A pieuvre é o hipócrita. Não se repara nela; repentinamente, abre-se.

Que há aí de mais medonho que isso: uma viscosidade com uma vontade! O viscoso amassado de ódio.

É no mais belo azul da água límpida que surge essa hedionda estrela voraz do mar. O que é terrível é que não se sente de longe. Quando a gente a vê, já está agarrada.

Contudo, à noite, e particularmente na estação do desejo, a pieuvre é fosfórica; aquele pavor tem os seus amores. Aguarda o himeneu. Faz-se bela, ilumina-se, e, do alto de algum rochedo, pode-se vê- la nas profundas trevas aberta numa irradiação, sol espectro.

A pieuvre anda; também nada. É um tanto peixe e um tanto réptil. Arrasta-se no fundo do mar. Utiliza as suas oito pernas. Roja-se como a lagarta.

Não tem osso, nem sangue e nem carne. É flácida. Não tem nada dentro. É uma pele. Pode-se virar-lhe os tentáculos de dentro para fora, como dedos de uma luva.

Tem um só orifício no centro dos oito raios. [ Esse hiato único é o ânus? é a boca? É os dois.

A mesma abertura faz as duas funções. A entrada é a saída.] 3 É fria toda ela.

Repelente bicho, é um do mediterrâneo. É um contato hediondo, essa gelatina animada que envolve o nadador, onde as mãos mergulham, onde as unhas trabalham, bicho que se rasga sem matar, e que se puxa sem tirar, espécie de criatura resvaladiça e tenaz, que escorrega entre os dedos; mas nada iguala a súbita aparição da pieuvre, Medusa servida por oito serpentes.

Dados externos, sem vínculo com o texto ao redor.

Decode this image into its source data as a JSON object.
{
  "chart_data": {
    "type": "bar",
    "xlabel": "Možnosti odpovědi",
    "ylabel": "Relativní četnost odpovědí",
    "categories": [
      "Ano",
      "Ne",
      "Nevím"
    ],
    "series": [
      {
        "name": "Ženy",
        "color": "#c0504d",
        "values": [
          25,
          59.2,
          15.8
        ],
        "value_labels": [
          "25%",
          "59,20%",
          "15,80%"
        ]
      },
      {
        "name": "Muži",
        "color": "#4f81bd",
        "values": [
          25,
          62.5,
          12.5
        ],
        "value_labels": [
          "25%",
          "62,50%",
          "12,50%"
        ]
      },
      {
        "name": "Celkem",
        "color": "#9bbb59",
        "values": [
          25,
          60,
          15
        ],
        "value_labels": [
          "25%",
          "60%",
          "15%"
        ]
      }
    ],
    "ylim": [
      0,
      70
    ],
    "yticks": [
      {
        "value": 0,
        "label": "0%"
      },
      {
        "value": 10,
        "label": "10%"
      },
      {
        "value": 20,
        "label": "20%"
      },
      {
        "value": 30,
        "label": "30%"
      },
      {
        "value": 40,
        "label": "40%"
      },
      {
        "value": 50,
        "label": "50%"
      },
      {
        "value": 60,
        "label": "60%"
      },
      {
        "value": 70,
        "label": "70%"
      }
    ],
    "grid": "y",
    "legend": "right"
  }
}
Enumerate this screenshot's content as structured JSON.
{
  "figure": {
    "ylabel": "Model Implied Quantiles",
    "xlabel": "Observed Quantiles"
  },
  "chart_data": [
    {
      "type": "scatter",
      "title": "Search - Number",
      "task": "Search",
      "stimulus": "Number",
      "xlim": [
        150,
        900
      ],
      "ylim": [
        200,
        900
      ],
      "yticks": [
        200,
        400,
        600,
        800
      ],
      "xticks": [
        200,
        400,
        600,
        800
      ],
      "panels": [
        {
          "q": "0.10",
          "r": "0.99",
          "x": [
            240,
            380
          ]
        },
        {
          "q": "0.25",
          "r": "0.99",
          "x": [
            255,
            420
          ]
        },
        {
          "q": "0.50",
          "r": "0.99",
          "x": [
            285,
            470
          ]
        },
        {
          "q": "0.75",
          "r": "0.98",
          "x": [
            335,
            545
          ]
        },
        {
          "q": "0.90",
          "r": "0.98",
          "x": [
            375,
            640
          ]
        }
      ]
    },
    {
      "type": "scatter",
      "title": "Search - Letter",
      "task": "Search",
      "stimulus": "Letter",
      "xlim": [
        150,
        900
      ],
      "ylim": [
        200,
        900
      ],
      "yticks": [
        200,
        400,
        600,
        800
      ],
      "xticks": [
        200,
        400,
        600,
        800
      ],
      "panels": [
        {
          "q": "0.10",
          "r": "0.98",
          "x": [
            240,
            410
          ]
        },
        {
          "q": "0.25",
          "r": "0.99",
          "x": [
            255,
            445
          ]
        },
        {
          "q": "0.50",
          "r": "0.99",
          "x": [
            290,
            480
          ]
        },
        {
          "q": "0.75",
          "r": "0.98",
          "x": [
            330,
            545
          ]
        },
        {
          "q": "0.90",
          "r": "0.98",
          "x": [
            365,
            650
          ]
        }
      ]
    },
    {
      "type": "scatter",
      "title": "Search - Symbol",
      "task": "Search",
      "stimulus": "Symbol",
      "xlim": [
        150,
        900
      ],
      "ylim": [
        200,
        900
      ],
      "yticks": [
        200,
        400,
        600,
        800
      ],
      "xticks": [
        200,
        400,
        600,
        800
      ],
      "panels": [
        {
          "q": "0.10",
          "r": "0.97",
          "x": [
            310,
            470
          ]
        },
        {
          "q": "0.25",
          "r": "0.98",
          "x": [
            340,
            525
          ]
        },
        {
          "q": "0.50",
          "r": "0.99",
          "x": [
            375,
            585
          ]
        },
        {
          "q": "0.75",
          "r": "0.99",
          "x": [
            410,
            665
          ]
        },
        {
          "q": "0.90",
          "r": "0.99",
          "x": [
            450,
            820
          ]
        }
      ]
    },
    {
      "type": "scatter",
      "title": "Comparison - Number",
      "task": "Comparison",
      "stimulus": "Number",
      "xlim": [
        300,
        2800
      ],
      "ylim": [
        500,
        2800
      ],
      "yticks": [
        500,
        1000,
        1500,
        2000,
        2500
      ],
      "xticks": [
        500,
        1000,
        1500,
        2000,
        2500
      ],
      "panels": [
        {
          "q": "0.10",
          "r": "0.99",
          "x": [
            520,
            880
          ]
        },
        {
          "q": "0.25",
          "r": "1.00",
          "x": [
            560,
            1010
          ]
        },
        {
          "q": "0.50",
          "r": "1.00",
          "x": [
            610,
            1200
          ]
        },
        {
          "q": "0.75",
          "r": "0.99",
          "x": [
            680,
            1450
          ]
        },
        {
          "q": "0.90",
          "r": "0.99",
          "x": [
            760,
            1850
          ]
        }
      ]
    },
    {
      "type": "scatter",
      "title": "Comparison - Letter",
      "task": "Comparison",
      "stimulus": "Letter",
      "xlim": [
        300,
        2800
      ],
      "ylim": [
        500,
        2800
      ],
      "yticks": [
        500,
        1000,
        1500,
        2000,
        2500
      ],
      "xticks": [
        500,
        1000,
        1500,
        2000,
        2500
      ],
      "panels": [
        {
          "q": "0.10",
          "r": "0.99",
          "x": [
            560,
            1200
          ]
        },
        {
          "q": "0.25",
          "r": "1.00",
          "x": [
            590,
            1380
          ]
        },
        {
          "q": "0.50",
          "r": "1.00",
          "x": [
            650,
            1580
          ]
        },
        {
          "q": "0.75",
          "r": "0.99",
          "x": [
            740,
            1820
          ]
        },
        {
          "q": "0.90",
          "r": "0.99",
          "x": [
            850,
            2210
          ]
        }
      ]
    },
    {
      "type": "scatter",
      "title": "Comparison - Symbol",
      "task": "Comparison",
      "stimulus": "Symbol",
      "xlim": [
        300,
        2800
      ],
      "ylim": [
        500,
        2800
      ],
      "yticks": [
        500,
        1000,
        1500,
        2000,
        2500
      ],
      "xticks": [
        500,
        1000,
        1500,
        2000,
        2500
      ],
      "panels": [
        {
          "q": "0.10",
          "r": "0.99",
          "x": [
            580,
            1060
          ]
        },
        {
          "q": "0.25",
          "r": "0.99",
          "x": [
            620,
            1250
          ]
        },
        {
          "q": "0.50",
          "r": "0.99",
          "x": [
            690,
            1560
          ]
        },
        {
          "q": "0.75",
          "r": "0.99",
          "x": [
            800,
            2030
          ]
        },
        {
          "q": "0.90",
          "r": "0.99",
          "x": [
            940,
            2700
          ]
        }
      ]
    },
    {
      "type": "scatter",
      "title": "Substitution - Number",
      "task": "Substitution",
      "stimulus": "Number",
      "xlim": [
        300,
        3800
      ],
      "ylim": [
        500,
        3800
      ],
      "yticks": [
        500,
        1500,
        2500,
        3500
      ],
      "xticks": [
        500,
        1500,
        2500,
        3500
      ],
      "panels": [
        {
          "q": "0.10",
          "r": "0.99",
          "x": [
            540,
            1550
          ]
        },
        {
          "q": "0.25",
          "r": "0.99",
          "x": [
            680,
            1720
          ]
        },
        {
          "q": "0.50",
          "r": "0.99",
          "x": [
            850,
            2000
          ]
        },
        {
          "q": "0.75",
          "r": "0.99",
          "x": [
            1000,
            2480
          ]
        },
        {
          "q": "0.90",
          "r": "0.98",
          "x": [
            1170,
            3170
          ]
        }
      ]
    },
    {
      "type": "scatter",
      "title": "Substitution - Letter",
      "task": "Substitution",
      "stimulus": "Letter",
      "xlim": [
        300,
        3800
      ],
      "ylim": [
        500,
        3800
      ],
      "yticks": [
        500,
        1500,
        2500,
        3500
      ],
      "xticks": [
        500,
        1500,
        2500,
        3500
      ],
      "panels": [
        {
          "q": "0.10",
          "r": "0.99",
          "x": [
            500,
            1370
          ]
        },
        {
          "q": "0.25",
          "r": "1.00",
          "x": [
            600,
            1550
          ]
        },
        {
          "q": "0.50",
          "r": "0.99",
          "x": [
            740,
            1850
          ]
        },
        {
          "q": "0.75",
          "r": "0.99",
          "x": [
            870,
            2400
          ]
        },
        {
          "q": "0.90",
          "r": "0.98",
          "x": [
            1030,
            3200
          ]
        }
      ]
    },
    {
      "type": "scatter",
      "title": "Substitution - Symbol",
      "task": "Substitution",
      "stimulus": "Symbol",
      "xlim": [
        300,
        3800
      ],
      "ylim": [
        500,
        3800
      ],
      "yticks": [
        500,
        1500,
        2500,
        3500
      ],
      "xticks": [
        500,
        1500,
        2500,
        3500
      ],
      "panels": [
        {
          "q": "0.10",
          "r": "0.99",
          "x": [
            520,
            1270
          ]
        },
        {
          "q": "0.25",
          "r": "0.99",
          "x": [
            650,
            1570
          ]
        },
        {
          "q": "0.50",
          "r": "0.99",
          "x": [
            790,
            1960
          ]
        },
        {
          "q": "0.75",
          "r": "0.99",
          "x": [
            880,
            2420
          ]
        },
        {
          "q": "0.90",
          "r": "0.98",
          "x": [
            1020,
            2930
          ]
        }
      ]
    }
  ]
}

Não há aperto igual ao do cefalópode.

É uma máquina pneumática que ataca. Luta-se com o nada ornado de patas. Nem unhas nem dentes; uma escarificação indizível. Uma mordedura é temível; é menos ainda que uma sucção. A garra não iguala a ventosa. A garra é o animal que entra na carne; a ventosa é o homem que entra no bicho. Incham-se os músculos, torcem-se as fibras, rebenta a pele, debaixo de um peso imundo, jorra o sangue, e mistura-se horrivelmente à linfa do molusco. O bicho sobrepõe-se ao homem por mil bocas infames; a hidra incorpora-se ao homem; o homem amalgama-se à hidra. Ficam sendo um só. Pesa aquele sonho. O tigre pode antes apenas devorar; o polvo (horror!) aspira. Puxa o homem a si e em si, e, atado, enviscado, impotente, o homem sente-se lentamente esvaziado naquele terrível saco, que é um monstro.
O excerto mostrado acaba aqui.